Já li o discurso do Papa, mas não retiro nada do que disse relativamente à citação em causa, até porque o Papa tinha dentro da Igreja católica muitos exemplos que poderia citar e até porque não se inibiu de criticar Duns Scoto, o que é natural numa reflexão teológico-filosófica, já que se trata de uma questão de escolas de teologia bem conhecidas e sobre o qual o Papa tem uma opinião muito clara, como se vê.
E também acho que o Papa faz um discurso muito mais para o Ocidente e para os cristãos do que para os outros. Daí que a citação ainda apareça mais em evidência.

Ao Anonymous
Caro amigo, gostei de saber essa garnde novidade.
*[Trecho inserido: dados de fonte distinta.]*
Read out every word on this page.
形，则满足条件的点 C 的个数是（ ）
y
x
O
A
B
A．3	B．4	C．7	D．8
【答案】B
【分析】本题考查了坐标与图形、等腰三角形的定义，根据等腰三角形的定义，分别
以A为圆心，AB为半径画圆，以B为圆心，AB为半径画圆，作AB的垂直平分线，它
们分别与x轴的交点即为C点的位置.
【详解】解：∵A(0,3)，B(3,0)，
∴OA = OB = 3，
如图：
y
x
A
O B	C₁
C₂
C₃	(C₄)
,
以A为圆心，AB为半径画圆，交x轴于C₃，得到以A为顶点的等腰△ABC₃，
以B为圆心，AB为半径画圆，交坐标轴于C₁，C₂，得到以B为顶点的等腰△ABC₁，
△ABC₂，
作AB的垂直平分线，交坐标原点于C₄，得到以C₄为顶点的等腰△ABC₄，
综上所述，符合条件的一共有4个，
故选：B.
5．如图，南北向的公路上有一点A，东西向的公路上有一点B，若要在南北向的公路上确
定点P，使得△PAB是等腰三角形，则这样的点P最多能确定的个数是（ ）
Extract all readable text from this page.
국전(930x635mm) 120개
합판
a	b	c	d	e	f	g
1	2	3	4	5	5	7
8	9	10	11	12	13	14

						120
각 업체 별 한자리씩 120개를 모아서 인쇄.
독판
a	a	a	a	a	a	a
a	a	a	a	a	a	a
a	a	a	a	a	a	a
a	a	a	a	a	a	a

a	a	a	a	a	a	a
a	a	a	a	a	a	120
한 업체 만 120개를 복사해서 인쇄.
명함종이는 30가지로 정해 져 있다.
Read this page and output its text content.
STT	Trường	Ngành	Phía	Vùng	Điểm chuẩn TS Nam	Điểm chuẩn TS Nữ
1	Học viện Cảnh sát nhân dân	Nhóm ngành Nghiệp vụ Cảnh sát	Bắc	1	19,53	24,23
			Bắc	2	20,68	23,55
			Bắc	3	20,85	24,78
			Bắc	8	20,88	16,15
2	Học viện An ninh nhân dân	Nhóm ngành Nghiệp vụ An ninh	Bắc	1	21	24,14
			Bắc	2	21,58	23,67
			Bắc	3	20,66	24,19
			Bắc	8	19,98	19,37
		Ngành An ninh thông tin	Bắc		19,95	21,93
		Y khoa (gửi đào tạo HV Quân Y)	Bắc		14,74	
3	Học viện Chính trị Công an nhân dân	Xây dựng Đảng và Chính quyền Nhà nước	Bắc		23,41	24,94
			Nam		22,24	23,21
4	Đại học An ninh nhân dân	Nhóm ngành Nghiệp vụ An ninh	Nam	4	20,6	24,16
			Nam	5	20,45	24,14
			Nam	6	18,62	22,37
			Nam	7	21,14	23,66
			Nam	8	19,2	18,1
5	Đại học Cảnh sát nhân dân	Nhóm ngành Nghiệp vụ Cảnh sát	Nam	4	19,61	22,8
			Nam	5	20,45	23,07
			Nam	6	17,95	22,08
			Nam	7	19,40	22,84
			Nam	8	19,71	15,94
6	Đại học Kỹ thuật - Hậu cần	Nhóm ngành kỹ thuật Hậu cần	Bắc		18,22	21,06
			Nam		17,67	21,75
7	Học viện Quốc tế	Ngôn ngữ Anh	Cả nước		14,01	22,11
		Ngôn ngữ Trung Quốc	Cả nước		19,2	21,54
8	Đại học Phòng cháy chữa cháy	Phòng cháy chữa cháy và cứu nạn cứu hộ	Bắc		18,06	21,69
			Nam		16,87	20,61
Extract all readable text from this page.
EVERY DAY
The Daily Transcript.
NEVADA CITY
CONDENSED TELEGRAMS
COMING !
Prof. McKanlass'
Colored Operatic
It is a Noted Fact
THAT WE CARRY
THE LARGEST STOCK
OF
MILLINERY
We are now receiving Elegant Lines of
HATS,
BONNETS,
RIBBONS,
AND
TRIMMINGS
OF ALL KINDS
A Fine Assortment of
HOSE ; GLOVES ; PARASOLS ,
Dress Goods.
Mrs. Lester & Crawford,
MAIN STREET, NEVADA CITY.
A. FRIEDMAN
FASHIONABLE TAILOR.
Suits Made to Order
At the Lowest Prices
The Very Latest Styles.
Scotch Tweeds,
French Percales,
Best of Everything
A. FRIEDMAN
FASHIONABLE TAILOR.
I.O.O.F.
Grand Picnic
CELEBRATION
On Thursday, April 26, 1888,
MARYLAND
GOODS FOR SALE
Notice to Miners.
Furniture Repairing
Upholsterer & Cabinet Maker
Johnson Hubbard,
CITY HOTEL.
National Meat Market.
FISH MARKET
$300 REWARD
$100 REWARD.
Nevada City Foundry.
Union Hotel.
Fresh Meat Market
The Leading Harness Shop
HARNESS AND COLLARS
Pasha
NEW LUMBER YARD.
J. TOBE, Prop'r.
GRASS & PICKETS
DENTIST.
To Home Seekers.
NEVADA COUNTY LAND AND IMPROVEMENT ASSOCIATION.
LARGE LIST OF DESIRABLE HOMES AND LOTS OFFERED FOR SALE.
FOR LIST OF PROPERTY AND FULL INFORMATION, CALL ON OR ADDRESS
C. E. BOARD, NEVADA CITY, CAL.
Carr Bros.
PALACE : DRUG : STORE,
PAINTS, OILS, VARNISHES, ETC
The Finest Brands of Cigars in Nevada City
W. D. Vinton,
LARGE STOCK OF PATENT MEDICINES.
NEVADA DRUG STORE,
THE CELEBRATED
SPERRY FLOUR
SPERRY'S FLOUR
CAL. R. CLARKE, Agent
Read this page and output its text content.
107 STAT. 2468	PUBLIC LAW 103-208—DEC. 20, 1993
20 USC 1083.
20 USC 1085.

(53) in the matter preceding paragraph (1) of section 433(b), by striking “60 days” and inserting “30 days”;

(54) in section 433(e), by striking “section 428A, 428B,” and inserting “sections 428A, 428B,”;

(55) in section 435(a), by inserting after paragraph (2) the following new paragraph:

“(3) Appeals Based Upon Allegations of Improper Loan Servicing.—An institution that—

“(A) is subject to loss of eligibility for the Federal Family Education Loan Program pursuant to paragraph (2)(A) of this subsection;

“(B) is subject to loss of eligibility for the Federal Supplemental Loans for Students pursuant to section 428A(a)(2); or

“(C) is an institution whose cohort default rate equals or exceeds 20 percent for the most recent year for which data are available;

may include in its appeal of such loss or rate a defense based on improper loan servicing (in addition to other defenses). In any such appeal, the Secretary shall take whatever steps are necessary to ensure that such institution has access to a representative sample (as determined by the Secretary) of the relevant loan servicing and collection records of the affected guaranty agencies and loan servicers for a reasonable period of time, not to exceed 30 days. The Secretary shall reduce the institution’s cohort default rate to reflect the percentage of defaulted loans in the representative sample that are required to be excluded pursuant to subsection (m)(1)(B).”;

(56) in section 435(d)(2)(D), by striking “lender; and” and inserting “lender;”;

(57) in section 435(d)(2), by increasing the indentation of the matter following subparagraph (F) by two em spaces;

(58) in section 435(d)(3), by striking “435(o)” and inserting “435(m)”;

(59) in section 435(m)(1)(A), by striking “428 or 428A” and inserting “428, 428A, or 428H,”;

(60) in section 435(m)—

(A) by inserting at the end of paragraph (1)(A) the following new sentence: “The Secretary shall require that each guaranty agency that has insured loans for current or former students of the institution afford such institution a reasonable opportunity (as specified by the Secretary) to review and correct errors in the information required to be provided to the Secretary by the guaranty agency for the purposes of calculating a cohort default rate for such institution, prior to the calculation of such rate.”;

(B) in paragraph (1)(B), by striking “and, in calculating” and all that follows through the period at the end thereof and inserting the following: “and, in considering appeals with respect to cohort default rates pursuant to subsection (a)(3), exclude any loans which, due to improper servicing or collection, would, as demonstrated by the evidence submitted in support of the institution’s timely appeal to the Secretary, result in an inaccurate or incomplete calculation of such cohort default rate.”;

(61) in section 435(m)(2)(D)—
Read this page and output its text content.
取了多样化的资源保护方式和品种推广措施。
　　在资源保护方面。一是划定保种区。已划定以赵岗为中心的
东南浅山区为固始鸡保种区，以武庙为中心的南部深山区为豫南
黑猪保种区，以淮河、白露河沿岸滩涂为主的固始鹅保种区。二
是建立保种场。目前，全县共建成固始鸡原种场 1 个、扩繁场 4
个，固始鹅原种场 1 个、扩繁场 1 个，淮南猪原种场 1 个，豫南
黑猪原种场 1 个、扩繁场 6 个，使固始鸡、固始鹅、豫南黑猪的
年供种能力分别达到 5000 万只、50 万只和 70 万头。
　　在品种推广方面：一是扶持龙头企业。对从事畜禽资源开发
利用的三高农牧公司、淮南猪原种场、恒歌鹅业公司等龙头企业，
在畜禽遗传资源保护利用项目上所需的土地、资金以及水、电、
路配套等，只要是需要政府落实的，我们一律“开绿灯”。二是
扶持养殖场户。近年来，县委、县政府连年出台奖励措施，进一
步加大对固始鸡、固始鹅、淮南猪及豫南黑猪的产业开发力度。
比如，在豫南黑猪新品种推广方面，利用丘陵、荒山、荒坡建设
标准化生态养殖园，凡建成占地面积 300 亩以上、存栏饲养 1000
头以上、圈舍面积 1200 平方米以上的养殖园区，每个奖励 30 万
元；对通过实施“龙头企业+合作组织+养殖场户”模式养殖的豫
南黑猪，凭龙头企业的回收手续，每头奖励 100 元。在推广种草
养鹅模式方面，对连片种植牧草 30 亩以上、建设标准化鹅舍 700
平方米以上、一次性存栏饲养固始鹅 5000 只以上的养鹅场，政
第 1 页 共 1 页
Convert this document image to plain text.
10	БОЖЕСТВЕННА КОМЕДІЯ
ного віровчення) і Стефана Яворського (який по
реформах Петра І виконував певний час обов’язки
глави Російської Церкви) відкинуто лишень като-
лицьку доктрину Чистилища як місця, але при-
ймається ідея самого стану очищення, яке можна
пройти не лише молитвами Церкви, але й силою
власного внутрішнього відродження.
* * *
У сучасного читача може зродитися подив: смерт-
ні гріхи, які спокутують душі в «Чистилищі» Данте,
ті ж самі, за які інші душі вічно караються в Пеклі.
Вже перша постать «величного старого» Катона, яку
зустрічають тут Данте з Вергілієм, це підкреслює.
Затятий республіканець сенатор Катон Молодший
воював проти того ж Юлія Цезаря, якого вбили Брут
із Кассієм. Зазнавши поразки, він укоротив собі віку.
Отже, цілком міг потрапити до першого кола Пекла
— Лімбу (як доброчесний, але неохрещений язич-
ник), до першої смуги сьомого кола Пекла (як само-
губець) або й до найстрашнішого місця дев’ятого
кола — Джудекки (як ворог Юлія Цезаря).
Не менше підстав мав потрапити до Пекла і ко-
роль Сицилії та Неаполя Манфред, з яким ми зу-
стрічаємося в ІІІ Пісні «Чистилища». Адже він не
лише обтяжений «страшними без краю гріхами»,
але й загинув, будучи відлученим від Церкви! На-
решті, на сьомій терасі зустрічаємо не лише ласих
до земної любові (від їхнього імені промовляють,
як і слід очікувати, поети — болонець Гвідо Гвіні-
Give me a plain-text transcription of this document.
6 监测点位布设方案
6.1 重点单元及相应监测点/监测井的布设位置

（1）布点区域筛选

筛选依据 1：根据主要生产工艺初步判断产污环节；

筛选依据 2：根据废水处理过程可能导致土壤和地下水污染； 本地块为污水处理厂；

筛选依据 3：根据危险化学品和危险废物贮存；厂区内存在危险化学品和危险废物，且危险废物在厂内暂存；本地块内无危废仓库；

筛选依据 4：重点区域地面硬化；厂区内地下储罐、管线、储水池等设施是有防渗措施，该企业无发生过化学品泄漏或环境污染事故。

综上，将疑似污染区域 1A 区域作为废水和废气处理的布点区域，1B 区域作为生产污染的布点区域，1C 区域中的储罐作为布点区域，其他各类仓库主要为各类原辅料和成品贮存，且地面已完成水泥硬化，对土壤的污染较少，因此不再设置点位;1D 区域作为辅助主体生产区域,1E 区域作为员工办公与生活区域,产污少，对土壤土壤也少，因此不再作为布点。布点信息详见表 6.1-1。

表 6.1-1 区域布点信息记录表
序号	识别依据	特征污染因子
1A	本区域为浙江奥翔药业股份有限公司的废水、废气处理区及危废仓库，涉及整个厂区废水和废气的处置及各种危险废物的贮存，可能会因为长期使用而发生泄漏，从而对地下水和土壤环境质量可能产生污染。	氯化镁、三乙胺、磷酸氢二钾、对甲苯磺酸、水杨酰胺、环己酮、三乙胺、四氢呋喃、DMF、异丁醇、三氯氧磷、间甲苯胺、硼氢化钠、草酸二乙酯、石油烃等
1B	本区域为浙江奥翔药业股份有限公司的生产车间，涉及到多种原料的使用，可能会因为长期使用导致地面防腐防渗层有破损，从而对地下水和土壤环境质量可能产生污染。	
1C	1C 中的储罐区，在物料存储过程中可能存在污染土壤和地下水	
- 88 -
Só queria dizer duas coisas:
- o canibalismo dos Índios era muito mais cultural (comia-se o inimigo valoroso para ganhar as suas virtudes) ou cultual (para satisfazer um qualquer Deus sanguinário...) do que "gastronómico";
- se os espanhóis acabaram como canibalismo índio levaram o genocídio matando milhões de índios e roubando-lhes milhares de toneladas de recursos naturais e destruiram com tal eficácia as suas escritas que ainda hoje não se sabe interpertar algumas delas.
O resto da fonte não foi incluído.